Client → RAG API → (optional query rewrite) → embed → vector store with metadata filters → rerank → prompt builder → LLM gateway → response with citations. Ingest runs asynchronously: webhook or cron → parse → chunk → embed → upsert → alias flip to new index version.

Logging (every query)

Field	Why
request_id, user_id (hashed)	Trace bad sessions; support replay
index_version, embedding_model	Debug regressions after deploy
retrieved_chunk_ids, scores	Retrieval debugging without storing full docs
prompt_tokens, completion_tokens	Cost allocation per tenant/feature
latency_ms embed / retrieve / llm	SLO dashboards; find bottlenecks
citation_map	UI link-backs; eval citation accuracy

Citations in the UI

Return structured citations alongside markdown: { "chunk_id", "title", "source_uri", "snippet" }. Users trust answers they can click—legal and support teams require it. Never claim a citation that was not in the retrieved set (validate in post-processing).

ACL preview

Apply tenant and role filters inside the vector query, not by retrieving everything and filtering in app code. Store allowed_roles or tenant_id on each chunk at ingest; pass the caller’s claims into where clauses (pgvector JSONB, Pinecone metadata filters, etc.). Guide 6 covers propagating ACL changes when source docs move or permissions change.

⚠️ Pitfall

Post-filtering top-K results after ANN search. If forbidden docs rank in top-K but get stripped, you may return fewer than K chunks—or zero—and the model hallucinates from thin context. Over-fetch (top 50) then ACL-filter only works if enough allowed chunks remain; better to push filters into the index query.

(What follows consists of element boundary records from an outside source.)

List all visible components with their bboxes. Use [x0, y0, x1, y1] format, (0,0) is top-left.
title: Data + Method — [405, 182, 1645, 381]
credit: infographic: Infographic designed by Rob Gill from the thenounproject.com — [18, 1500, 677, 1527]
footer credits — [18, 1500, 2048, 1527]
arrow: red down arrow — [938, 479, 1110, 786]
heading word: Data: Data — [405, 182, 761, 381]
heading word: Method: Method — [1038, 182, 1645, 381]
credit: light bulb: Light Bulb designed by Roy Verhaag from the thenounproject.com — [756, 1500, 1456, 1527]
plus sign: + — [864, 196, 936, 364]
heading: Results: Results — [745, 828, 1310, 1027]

Production readiness checklist

Golden question set with Recall@5 ≥ target (e.g. 0.85) in CI
Index versioning + rollback (blue/green alias swap)
Embedding model version pinned; full re-index runbook documented
ACL metadata on every chunk; filters tested with forbidden-doc cases
Citations returned to client; spot-check citation ↔ chunk alignment weekly
Structured logs with chunk IDs; PII policy for question text
Context token budget capped; rerank before stuff
“Don’t know” path when retrieval scores below threshold
Rate limits and timeouts on embed + LLM; fallback message on failure
Human escalation for low-confidence or high-stakes categories

💰 Cost

Budget RAG as: (queries × embed_cost) + (queries × avg_context_tokens × llm_input_price) + output. Re-index cost spikes when you re-embed whole corpus on small doc edits—incremental ingest (Guide 6) pays for itself quickly at >10K docs.

💡 Pro Tip

Ship an internal “retrieval debugger” page: paste question → see ranked chunks with scores and highlighted spans. Support engineers fix bad answers in minutes instead of filing vague “AI wrong” tickets.

📦 Real World

Enterprise copilots gate launches on recall metrics and legal review of citation UX—not on demo sparkle. Plan two weeks of eval hardening after the first working prototype; that is normal, not delay.